I felt like a balloon had popped inside my chest. As if mocking me, a rush of heat and a sharp pang skittered down my left arm to my fingers. Possibly life threatening? That was not something I wanted to hear. Standing, I said, “I understand. I had to at least try.”
“May I ask why you aren’t telling the others?”
“My dad’s got these two Sixes—one poisons with his touch and the other heals. He says he’ll give me the cure if I turn myself over to him.”
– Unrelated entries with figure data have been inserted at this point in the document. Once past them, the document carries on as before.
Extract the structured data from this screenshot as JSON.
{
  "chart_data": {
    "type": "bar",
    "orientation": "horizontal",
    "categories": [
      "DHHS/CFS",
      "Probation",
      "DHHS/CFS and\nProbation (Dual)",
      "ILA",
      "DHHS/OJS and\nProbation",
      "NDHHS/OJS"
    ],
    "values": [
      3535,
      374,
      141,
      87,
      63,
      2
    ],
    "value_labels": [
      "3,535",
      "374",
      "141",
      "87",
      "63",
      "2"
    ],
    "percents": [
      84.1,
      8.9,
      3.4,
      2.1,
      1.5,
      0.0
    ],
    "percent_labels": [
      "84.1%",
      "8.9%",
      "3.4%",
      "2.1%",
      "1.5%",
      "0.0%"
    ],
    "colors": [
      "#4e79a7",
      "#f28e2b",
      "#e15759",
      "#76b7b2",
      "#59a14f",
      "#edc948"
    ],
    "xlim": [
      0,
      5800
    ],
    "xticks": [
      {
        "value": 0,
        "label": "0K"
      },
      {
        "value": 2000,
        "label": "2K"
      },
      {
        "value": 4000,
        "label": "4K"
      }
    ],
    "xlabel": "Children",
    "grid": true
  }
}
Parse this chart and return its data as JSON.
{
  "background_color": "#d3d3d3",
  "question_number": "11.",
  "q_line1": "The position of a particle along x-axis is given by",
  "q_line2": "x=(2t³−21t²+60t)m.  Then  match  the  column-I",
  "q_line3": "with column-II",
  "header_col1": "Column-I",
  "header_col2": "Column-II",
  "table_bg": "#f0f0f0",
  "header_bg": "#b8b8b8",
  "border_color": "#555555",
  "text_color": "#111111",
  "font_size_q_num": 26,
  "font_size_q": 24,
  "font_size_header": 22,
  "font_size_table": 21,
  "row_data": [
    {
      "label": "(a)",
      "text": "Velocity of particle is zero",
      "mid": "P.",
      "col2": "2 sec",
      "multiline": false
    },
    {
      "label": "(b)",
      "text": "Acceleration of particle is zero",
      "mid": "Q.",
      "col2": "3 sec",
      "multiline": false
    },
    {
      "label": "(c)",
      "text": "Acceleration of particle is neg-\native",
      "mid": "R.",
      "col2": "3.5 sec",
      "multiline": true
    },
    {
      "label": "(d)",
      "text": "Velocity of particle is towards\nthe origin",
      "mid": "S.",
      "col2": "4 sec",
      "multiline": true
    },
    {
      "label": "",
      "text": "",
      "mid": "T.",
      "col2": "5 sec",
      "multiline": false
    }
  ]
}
She frowned. “And you’re afraid Kale will offer to go in your place?”
Again I nodded. “I can’t let him go back there. Especially since it might be a moot point, anyway. So far all but one of the kids from the Supremacy project that hit eighteen are dead.” There. Dead. I’d finally said it out loud. It wasn’t even as hard as I thought it’d be.
Dead. Dead. Dead. I was as good as dead.
“Your situation is not an enviable one. My advice is to tell them.”
“You won’t—”
“No. But I believe you should. Maybe there is a path you’ve not thought of. An outside perspective might unveil an answer previously hidden to you.”
“No offense, but you sound like a fortune cookie on crack.”
“That,” she said with a smile, “is the first time anyone’s ever said that to me. I do believe I’ll remember it for the rest of my life.”
18
After leaving Daun, I refilled my coffee and went back to the room to crash. By eight thirty, I gave up and switched on the TV. Mom must have been watching it because it was turned to forty-two, the local access channel. Markus Clamp, a local journalist and conspiracy theorist, had a show she found enthralling for some reason.
I was lucky enough to tune in right at the beginning of yesterday’s rerun.
“I’m talking with Sid Fenton, boyfriend of the late Layne Phillips.”
Markus Clamp might have been an über tool in my book, but for once he officially had my attention.
On the screen, Sid squirmed in his seat.
“I, like so many others, believe there’s more to this story than we’re being told. Tell me, Sid, was there anything odd in the days before Layne’s death?”
Sid hesitated, and Markus went in for the kill.
“Okay. You’re nervous, and I understand that. But you agreed to come on this show, so you must have something to add. Something you want the public to know.”
“It wasn’t a random act of violence like the cops said,” Sid spat after a few moments. His expression had gone from nervous to pissed. “And it wasn’t drugs like her parents insisted. Yeah, Layne was messing around with some stuff, but she was going through something.”